Ich meine, versetzen Sie ich in die Lage eines durchschnittlichen Freiers (ich weiß, ein leichtes für Sie), nein, ich meine eines Freier, der sich ein Flatrate-Ficken-Ticket am Eingang gekauft hat und nun davon ausgeht, die nächsten 5 Stunden ficken zu können, bis buchstäblich der Arzt kommt.
Mit dieser inneren Haltung sind doch Probleme vorprogrammiert. Wenn eine Nutte nicht will, was dann? Ich habe doch all-you-can-fuck bestellt? Der Moment wird kommen, so oder so. Ich glaube die meisten Freier denken dann, den gesamten Puff durchficken zu dürfen, von Amy – Zoey, und das bitte an einem Abend.

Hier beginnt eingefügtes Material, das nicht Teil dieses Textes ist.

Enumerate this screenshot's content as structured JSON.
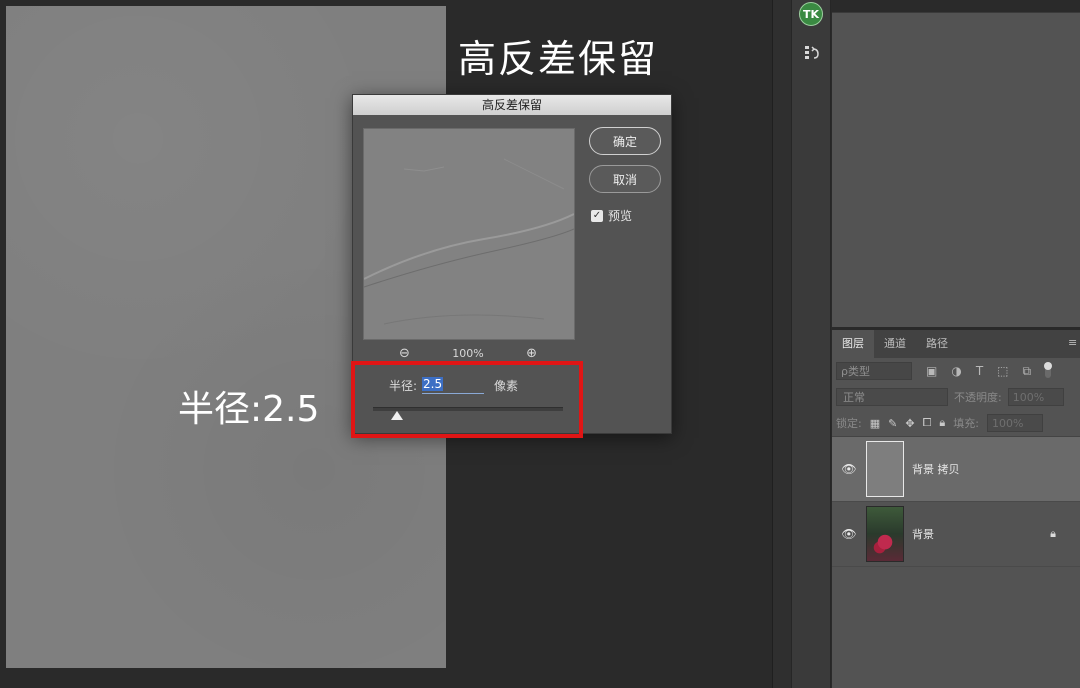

Wieviele Junggesellen machen sich den (Sport) Spass daraus eine Wette einzugehen, wer beim Flat-Ficken die meisten “Löcher stopft”?! Ist das nicht ne Nummer zu hart? Wen will ich mit diesem Angebot ansprechen? Die nimmersatten Dauer- und Allesdurchficker ála Assi-Toni?
Mir reicht eine Frau am Abend und ich denke den meisten anderen auch. Und wer mehr will, der kann sich auch mehr nehmen, das war noch nie ein Problem und hat immer bestens funktioniert.
Was ist die nächste Stufe dieser “Serviceerweiterungen” im Puffgewerbe? Drive-Through-Fuck? Fuck-Three-Get-One-Fuck-Extra? Fuck-Abo? Discount- oder Sales-Fuck?
Nee, nee. Alles bloß Business-Hirnfurze einer Branche die sich gerade aus dem Untergrund erhebt und versucht “normal” zu werden und sich dabei (ahnungs)schonungslos aus dem Alltag bedient.